Die Demonstranten in Kenia wollten am Dienstag landesweit gegen neue Steuererhöhungen demonstrieren. Sie versuchten, auf den Schwung aufzubauen, der eine von Jugendlichen angeführte Online-Bewegung innerhalb einer Woche zu einem großen Problem für die Regierung gemacht hat.

Die Organisatoren haben auch zu einem Generalstreik gegen das Finanzgesetz aufgerufen, mit dem zusätzliche Steuereinnahmen in Höhe von 2,7 Milliarden Dollar erzielt werden sollen, um die in den letzten zehn Jahren angewachsene Staatsverschuldung einzudämmen.

Präsident William Ruto gewann die Wahl vor fast zwei Jahren mit dem Versprechen, sich für die arbeitenden Armen in Kenia einzusetzen. Jetzt sagt er, dass eine hohe Schuldenlast, bei der allein die Zinszahlungen 37% der jährlichen Einnahmen verschlingen, seine Fähigkeit, einige seiner Versprechen zu erfüllen, eingeschränkt hat.

Er ist gefangen zwischen den konkurrierenden Forderungen von Kreditgebern wie dem Internationalen Währungsfonds, der die Regierung drängt, die Defizite zu senken, und einer Bevölkerung, die unter den gestiegenen Lebenshaltungskosten infolge der Inflation und den steilen Steuererhöhungen leidet, die im Finanzgesetz des letzten Jahres beschlossen wurden.

Während der zweitägigen Proteste in der vergangenen Woche gingen Tausende in der Hauptstadt Nairobi und in mehr als einem halben Dutzend anderer Städte auf die Straße.

Obwohl die Demonstranten in Nairobi nach Angaben von Reuters-Reportern und Menschenrechtsorganisationen fast ausschließlich friedlich waren, setzte die Polizei wiederholt Tränengas und Wasserwerfer ein. Dabei wurde eine Person getötet, was nach Angaben der Polizeiaufsichtsbehörde "angeblich auf Schüsse der Polizei zurückzuführen ist".

Ein Polizeisprecher reagierte nicht auf Anfragen nach einem Kommentar. In einer Rede am Sonntag lobte Ruto die Demonstranten und sagte, sie seien friedlich gewesen und die Regierung werde mit ihnen über das weitere Vorgehen sprechen.

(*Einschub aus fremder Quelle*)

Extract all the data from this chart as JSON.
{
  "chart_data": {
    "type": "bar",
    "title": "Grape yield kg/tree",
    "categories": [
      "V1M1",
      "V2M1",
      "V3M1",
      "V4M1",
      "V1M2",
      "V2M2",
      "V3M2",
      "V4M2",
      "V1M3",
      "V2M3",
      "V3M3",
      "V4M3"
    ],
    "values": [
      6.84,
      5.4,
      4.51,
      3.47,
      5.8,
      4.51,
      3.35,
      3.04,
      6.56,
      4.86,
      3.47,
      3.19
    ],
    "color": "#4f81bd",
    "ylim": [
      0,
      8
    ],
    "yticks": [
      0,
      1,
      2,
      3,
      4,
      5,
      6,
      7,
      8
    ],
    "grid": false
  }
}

Während sich die Demonstranten anfangs auf das Finanzgesetz konzentrierten, haben sich ihre Forderungen ausgeweitet, wobei viele am Donnerstag skandierten: "Ruto muss weg!"

BIO-BEWEGUNG

Politische Analysten sagen, dass die Proteste eine besondere Herausforderung für Ruto darstellen, denn im Gegensatz zu früheren Demonstrationen, die von politischen Parteien angeführt wurden, fehlt ihnen ein offizieller Anführer, der durch private Verhandlungen und Anreize besänftigt werden kann.

Die Demonstrationen der letzten Woche schienen eine organische Bewegung zu sein, die online von einer jungen Kohorte von Kenianern organisiert wurde.

Die Regierung hat bereits einige Zugeständnisse gemacht und in Änderungsanträgen zum Gesetzentwurf versprochen, die vorgeschlagenen neuen Steuern auf Brot, Speiseöl, Autobesitz und Finanztransaktionen zu streichen. Aber das war nicht genug, um die Demonstranten zufrieden zu stellen, die die Abschaffung des gesamten Gesetzes fordern.

Am Dienstagnachmittag werden die Gesetzgeber über die Änderungsanträge debattieren, die nach Angaben des Finanzministeriums ein Loch von 200 Milliarden kenianischen Schilling (1,56 Milliarden Dollar) in den Haushalt 2024/25 reißen und die Regierung zu Ausgabenkürzungen oder Steuererhöhungen an anderer Stelle zwingen würden.

"Rutos Alternative ist es, die Verschwendungssucht der Regierung stärker zu reduzieren. Aber das Zusammenhalten einer politischen Koalition macht diese Option weniger attraktiv", sagte Fergus Kell, ein politischer Analyst bei der Londoner Denkfabrik Chatham House.